Abstract: Long-term action quality assessment (AQA) focuses on evaluating the quality of human activities in videos lasting up to several minutes. This task plays an important role in the automated evaluation of artistic sports such as rhythmic gymnastics and figure skating, where both accurate motion execution and temporal synchronization with background music are essential for performance assessment. However, existing methods predominantly fall into two categories: unimodal approaches that rely solely on visual features, which are inadequate for modeling multimodal cues like music; and multimodal approaches that typically employ simple feature-level contrastive fusion, overlooking deep cross-modal collaboration and temporal dynamics. As a result, they struggle to capture complex interactions between modalities and fail to accurately track critical performance changes throughout extended sequences. To address these challenges, we propose the Long- term Multimodal Attention Consistency Network (LMAC-Net). LMAC-Net introduces a multimodal attention consistency mechanism that explicitly aligns features across different modalities, enabling stable integration of complementary multimodal information and significantly enhancing feature representation capabilities. Specifically, a multimodal local query encoder module with learnable queries is designed to automatically capture temporal semantics within each modality while dynamically modeling complementary relationships across modalities.

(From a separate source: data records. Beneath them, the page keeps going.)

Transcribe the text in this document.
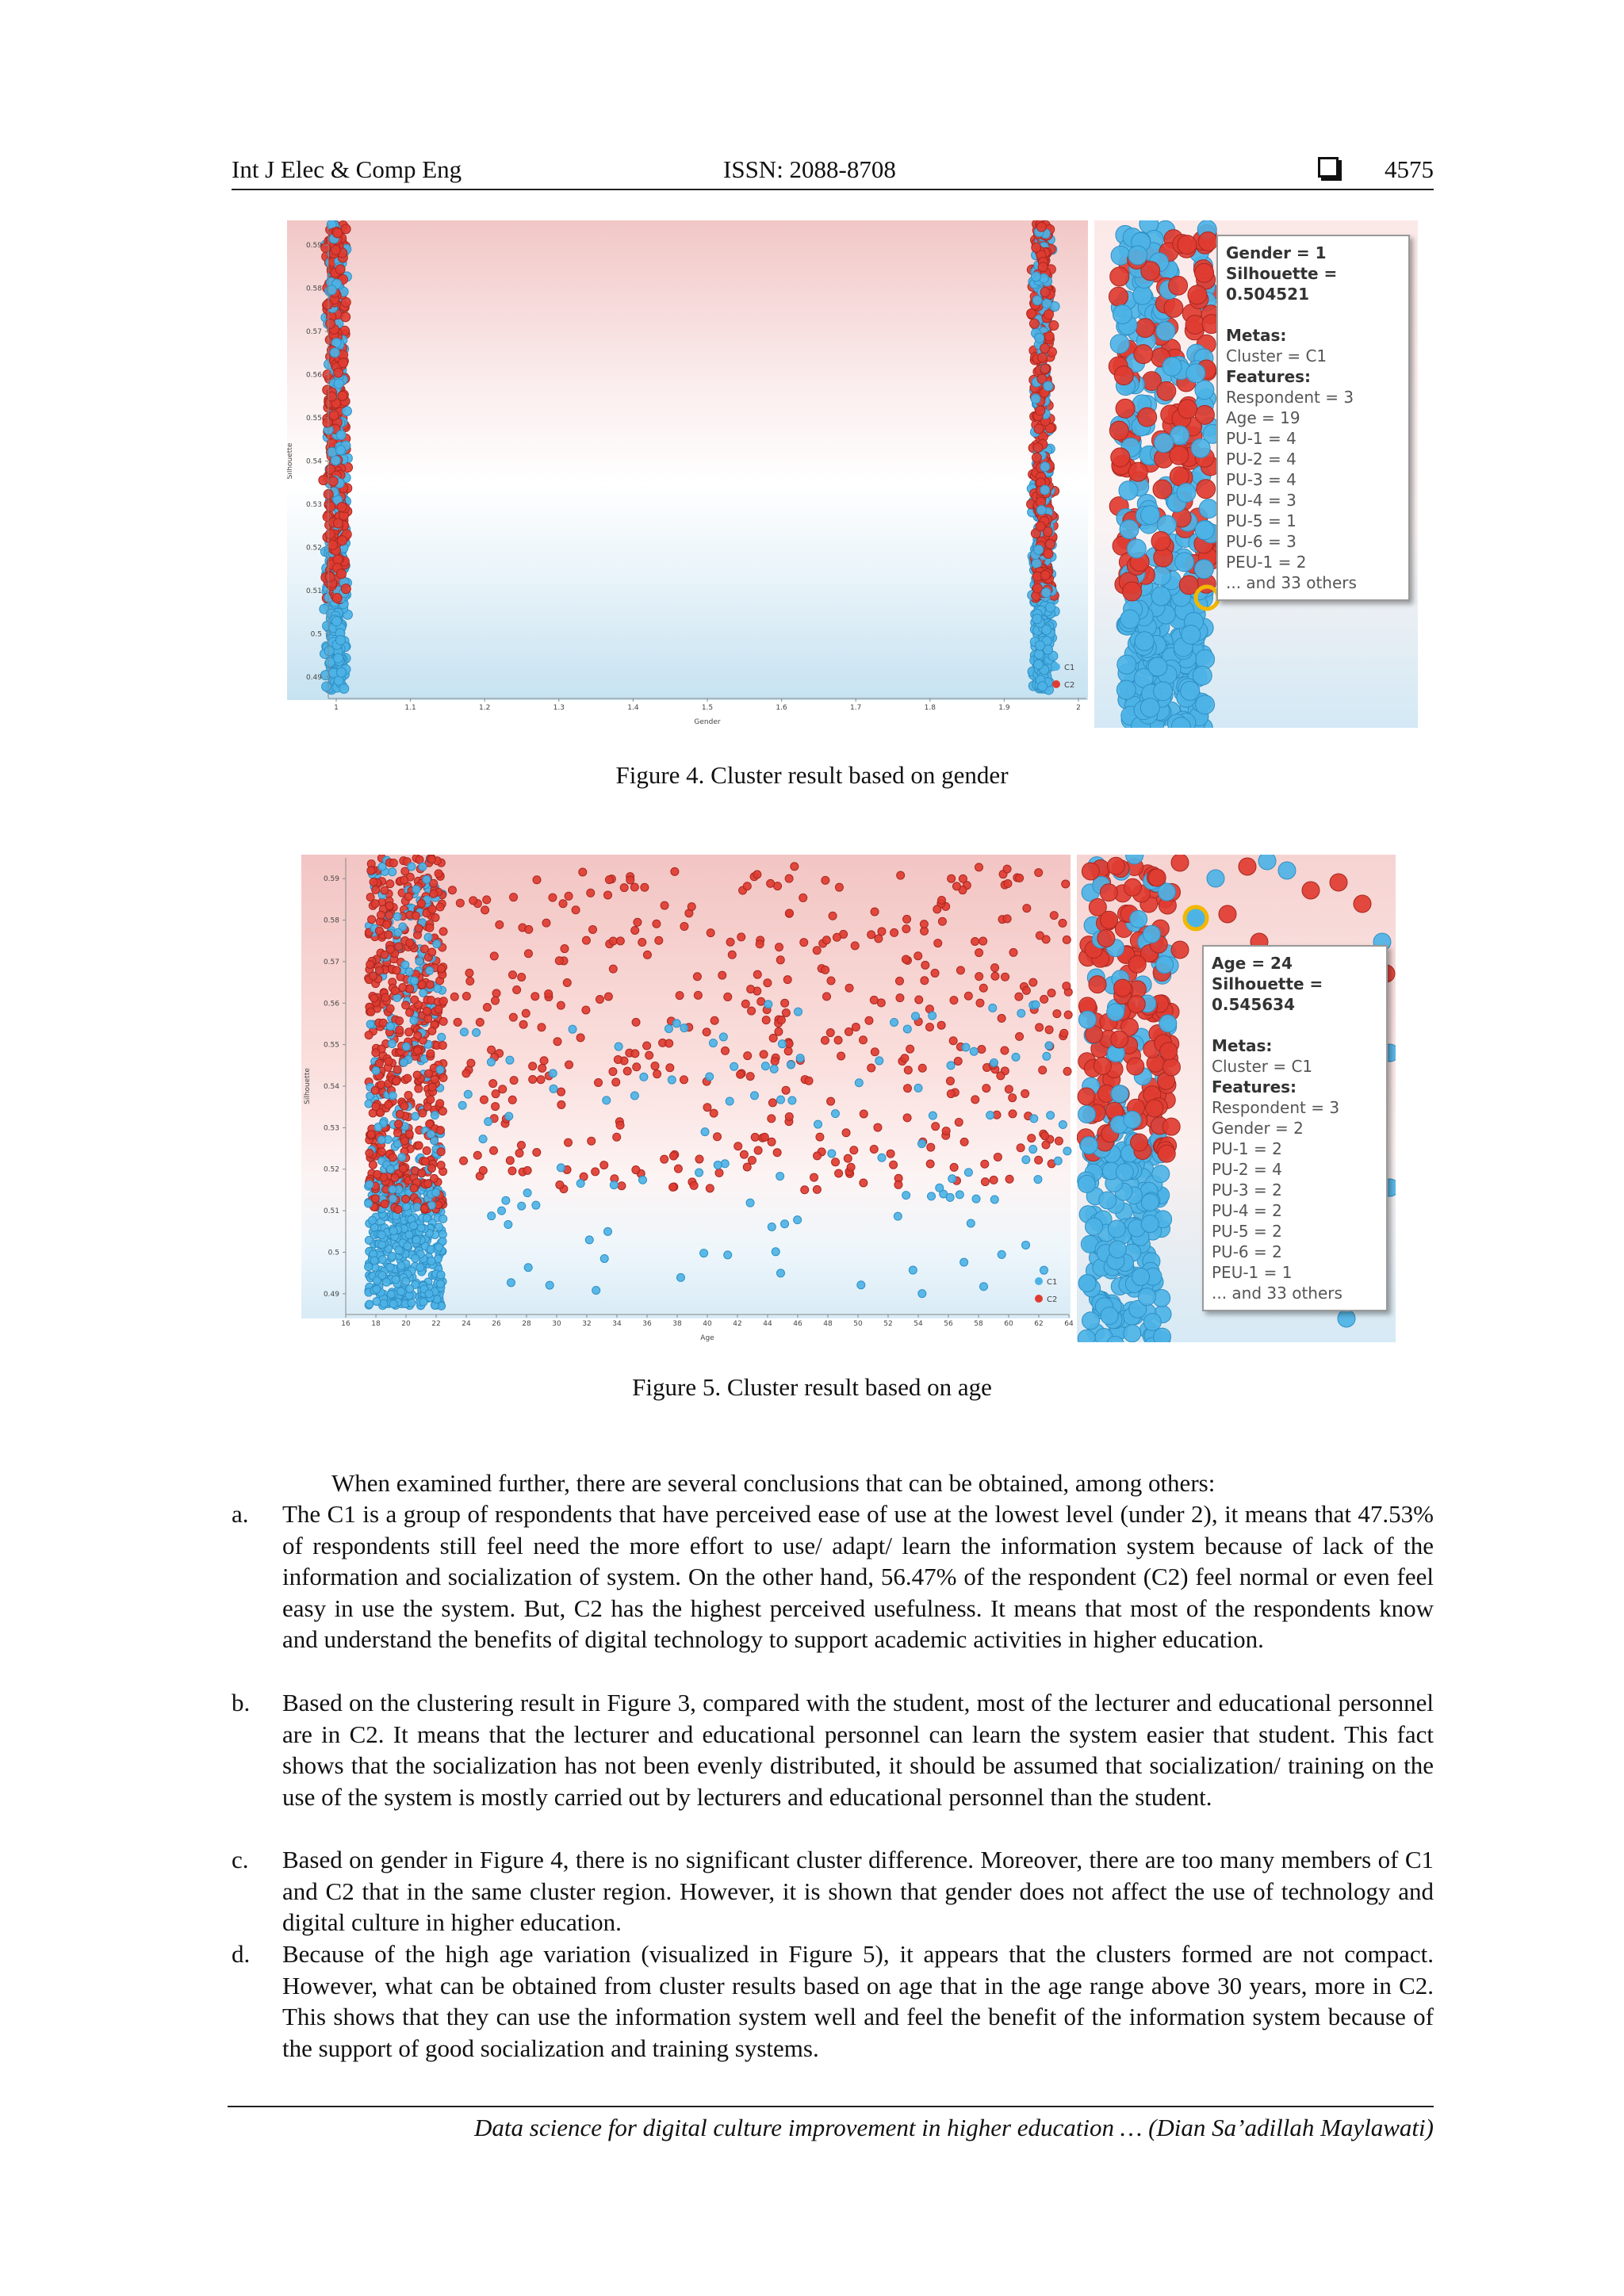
Int J Elec & Comp Eng	ISSN: 2088-8708	4575
0.49
0.5
0.51
0.52
0.53
0.54
0.55
0.56
0.57
0.58
0.59
1	1.1	1.2	1.3	1.4	1.5	1.6	1.7	1.8	1.9	2
Gender
Silhouette
C1
C2
Gender = 1
Silhouette = 0.504521
Metas:
Cluster = C1
Features:
Respondent = 3
Age = 19
PU-1 = 4
PU-2 = 4
PU-3 = 4
PU-4 = 3
PU-5 = 1
PU-6 = 3
PEU-1 = 2
... and 33 others
Figure 4. Cluster result based on gender
0.49
0.5
0.51
0.52
0.53
0.54
0.55
0.56
0.57
0.58
0.59
16	18	20	22	24	26	28	30	32	34	36	38	40	42	44	46	48	50	52	54	56	58	60	62	64
Age
Silhouette
C1
C2
Age = 24
Silhouette = 0.545634
Metas:
Cluster = C1
Features:
Respondent = 3
Gender = 2
PU-1 = 2
PU-2 = 4
PU-3 = 2
PU-4 = 2
PU-5 = 2
PU-6 = 2
PEU-1 = 1
... and 33 others
Figure 5. Cluster result based on age
When examined further, there are several conclusions that can be obtained, among others:
a. The C1 is a group of respondents that have perceived ease of use at the lowest level (under 2), it means that 47.53% of respondents still feel need the more effort to use/ adapt/ learn the information system because of lack of the information and socialization of system. On the other hand, 56.47% of the respondent (C2) feel normal or even feel easy in use the system. But, C2 has the highest perceived usefulness. It means that most of the respondents know and understand the benefits of digital technology to support academic activities in higher education.
b. Based on the clustering result in Figure 3, compared with the student, most of the lecturer and educational personnel are in C2. It means that the lecturer and educational personnel can learn the system easier that student. This fact shows that the socialization has not been evenly distributed, it should be assumed that socialization/ training on the use of the system is mostly carried out by lecturers and educational personnel than the student.
c. Based on gender in Figure 4, there is no significant cluster difference. Moreover, there are too many members of C1 and C2 that in the same cluster region. However, it is shown that gender does not affect the use of technology and digital culture in higher education.
d. Because of the high age variation (visualized in Figure 5), it appears that the clusters formed are not compact. However, what can be obtained from cluster results based on age that in the age range above 30 years, more in C2. This shows that they can use the information system well and feel the benefit of the information system because of the support of good socialization and training systems.
Data science for digital culture improvement in higher education … (Dian Sa’adillah Maylawati)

To ensure interpretable evaluation results, we adopt a two-level score evaluation module, where stage-wise scores are first calculated to generate a final overall score. Additionally, we apply attention- based feature-level and regression-based result-level loss to jointly optimize multimodal alignment and decision-layer fusion. Experiments conducted on the RG and Fis-V datasets demonstrate that LMAC-Net significantly outperforms existing methods, validating the effectiveness of our proposed approach.